From what I remember, anime put you in the same category as bringing Transformers and GI Joe action figures to school in sixth grade to play with during recess. It wasn’t limited to toys either; comics, baseball cards, and video games put you in a box, but the box wasn’t a monolith. The guy who is great in sports, handsome, and popular isn’t in the same category as the nerd. That’s obvious, but the nerd who was also, say, connected to a popular cousin notorious for fighting is also in a different box. That was me. My cousin and I went to the same school until he moved. I didn’t get bullied because of him. After he left, I did get picked on, but by then, as one person put it, twenty years later, when I was a junior, I was known as one of the popular bad kids. Graffiti art became my obsession, and many of the people in that group were taggers and artists. Krylon is free, and I’ll say less.

It could have been my sophomore year, though. I think it was a creative writing course that I took in which I called my teacher a b*tch in one of my journals. I can see her face but can’t remember her name. But I am grateful to her even if I did shrink in my chair after she read it out loud. I did make amends to her before I knew what those were, but I am grateful to her, as those journals were a lifeline.

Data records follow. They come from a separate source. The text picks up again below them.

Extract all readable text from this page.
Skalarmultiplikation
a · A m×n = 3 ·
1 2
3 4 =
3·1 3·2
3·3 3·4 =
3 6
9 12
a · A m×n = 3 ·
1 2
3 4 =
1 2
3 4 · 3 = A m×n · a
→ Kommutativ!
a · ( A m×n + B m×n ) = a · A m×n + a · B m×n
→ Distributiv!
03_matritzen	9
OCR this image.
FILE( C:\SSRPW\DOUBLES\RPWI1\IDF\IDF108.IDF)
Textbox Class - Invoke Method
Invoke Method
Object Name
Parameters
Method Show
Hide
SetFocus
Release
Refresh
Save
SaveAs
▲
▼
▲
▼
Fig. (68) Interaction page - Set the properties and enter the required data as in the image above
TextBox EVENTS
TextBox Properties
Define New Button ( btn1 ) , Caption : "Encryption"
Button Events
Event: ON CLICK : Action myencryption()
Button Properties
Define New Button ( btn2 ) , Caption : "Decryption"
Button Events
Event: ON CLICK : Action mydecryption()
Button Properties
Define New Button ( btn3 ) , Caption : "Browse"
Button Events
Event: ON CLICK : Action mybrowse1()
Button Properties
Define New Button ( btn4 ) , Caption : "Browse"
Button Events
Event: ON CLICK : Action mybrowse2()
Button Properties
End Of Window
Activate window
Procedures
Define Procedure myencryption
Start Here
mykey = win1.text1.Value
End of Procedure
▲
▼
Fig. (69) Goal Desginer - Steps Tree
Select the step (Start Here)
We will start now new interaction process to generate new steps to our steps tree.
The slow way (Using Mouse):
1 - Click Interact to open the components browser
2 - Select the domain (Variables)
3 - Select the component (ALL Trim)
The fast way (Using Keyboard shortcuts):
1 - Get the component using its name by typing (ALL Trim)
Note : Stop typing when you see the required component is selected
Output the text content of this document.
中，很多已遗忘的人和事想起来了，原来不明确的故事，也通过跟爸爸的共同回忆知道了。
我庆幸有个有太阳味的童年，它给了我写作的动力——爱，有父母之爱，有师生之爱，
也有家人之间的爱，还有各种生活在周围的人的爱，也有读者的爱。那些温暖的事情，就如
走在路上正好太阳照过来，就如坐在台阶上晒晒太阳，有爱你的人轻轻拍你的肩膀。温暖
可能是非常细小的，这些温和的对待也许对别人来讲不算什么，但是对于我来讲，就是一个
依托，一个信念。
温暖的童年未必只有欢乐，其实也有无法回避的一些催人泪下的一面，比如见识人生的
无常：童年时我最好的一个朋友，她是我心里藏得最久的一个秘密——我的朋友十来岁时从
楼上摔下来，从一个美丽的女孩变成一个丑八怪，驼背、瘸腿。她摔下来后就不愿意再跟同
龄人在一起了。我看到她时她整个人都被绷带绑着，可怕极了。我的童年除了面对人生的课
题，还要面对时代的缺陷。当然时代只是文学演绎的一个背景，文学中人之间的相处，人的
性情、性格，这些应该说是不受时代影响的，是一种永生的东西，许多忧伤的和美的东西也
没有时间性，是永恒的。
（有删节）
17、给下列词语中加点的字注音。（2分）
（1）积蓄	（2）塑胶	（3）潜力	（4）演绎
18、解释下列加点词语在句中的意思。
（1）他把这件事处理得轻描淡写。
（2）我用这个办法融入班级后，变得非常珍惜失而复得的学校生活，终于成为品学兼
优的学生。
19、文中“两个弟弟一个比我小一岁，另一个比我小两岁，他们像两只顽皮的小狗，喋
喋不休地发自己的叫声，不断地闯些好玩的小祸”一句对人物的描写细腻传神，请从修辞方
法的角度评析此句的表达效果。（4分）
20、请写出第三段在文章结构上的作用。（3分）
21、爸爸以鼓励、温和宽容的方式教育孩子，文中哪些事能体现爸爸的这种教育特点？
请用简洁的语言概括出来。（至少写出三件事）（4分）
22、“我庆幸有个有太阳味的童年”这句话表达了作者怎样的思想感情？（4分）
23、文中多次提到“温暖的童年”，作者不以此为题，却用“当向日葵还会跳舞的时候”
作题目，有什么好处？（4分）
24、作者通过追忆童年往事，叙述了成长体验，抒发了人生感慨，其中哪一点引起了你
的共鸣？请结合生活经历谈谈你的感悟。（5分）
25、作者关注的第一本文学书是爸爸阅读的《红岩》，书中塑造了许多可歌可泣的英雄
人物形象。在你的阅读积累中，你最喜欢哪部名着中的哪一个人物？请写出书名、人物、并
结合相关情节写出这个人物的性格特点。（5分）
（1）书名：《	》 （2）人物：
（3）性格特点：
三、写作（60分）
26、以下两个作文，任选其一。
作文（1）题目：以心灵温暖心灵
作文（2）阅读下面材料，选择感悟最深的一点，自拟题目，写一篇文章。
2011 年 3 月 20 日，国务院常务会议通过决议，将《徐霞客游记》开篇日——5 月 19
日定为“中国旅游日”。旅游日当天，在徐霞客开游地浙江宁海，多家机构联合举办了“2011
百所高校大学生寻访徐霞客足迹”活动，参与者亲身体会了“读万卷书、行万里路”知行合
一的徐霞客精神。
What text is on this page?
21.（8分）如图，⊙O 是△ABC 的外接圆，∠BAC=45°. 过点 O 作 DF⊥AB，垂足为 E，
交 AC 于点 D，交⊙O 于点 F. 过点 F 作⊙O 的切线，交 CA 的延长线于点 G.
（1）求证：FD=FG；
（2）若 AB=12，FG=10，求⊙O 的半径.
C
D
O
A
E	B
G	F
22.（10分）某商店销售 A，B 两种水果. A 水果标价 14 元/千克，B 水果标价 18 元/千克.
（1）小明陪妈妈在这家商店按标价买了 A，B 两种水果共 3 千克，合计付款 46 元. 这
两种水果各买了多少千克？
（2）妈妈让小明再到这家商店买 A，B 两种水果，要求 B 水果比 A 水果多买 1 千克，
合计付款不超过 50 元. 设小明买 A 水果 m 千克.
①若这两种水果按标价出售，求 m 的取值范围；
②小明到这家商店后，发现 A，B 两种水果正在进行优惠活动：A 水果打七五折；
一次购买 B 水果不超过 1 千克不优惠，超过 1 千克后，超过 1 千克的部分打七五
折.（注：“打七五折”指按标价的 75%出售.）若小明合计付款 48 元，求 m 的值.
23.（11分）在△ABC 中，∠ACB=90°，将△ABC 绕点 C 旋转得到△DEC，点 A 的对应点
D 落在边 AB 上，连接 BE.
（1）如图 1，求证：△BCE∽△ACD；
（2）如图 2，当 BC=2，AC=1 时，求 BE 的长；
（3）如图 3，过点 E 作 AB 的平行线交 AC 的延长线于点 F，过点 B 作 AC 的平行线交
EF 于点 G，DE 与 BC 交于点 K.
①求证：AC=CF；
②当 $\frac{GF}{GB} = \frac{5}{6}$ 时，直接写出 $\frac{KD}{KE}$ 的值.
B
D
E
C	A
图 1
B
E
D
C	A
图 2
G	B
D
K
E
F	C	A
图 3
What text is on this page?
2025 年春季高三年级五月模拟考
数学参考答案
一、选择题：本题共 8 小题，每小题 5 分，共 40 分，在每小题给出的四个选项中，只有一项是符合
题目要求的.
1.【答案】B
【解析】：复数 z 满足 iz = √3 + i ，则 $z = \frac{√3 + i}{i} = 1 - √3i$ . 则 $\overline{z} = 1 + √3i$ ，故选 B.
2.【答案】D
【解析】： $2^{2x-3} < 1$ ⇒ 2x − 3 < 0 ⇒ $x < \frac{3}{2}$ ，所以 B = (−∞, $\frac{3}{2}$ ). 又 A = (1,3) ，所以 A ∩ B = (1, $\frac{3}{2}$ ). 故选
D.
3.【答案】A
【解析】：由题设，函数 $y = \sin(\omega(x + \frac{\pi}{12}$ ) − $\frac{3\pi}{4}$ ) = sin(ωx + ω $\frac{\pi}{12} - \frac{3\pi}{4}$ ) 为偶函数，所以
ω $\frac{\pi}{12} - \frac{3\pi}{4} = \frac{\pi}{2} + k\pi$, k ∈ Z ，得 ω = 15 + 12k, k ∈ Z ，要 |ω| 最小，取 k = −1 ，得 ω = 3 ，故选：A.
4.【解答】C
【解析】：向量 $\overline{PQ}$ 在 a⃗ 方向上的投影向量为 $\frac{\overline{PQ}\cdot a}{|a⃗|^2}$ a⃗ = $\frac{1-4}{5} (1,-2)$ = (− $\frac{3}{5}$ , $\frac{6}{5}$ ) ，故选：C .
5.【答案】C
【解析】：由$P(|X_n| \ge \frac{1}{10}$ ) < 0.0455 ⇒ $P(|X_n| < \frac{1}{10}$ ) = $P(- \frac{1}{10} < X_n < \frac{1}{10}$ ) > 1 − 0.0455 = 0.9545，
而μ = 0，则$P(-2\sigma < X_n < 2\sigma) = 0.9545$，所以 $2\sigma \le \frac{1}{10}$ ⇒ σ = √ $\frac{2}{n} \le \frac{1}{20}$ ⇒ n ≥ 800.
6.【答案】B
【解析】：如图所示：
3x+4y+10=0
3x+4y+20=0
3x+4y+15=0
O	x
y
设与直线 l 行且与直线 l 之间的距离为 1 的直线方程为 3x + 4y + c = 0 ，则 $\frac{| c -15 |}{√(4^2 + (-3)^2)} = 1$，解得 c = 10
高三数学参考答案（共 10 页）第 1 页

So in my mind, the nerd thing was different, as crass as it was: Revenge of the Nerds, Sixteen Candles, Goonies, Explorers, and 3 O’clock High were my shows. The latter is one of my favorite non-John Hughes movies. And though I was a so-called Black kid, you couldn’t tell me that I couldn’t be Louis, River Phoenix, or the king of the geeks, Anthony Michael Hall. Not that it matters, but I could probably write a heavy opinion piece that argues that it’s these nerds out here f*cking up the planet and shaping the algorithm to keep you divided.

Eighties Hollywood reframed what it meant to be a nerd. Every nerd had to win in the end. Nerds had to fight back, and the other thing is, nerds had friends who had their backs. Oh, and before you mention the creepy nerd aesthetic of the 90s and 2000s, we had it in the 80s, too. They also had creepy friends.

For those of you who call yourselves nerds (or any variation of that word), this isn’t to diminish whatever struggle or situation you’re going through. All I’m saying is, the way I hear it now, being a nerd is actually being cool. I guess that can be credited to the influx of corporate dollars. I know people don’t like corporations. They use funny words like “corpos,” as if a corporation isn’t made up of individual people. So if the corporation is just awful, the people who run it may or may not be? One really isn’t separate from the other. But give corporations and money credit: corporations helped popularize what it means to be a nerd. So is it still tough out there to be a nerd for you? And when you were growing up, what was your story?

I didn’t want to make this a big, huge, long essay. I want to start a conversation about what it means to be a nerd and about nerd culture. Personally, I don’t like the word. I think—at the end of Revenge of the Nerds, the first one—everybody comes up to the stage, and they’re like, “I’m a nerd.” And it really wasn’t about being a nerd. It was about being an outcast.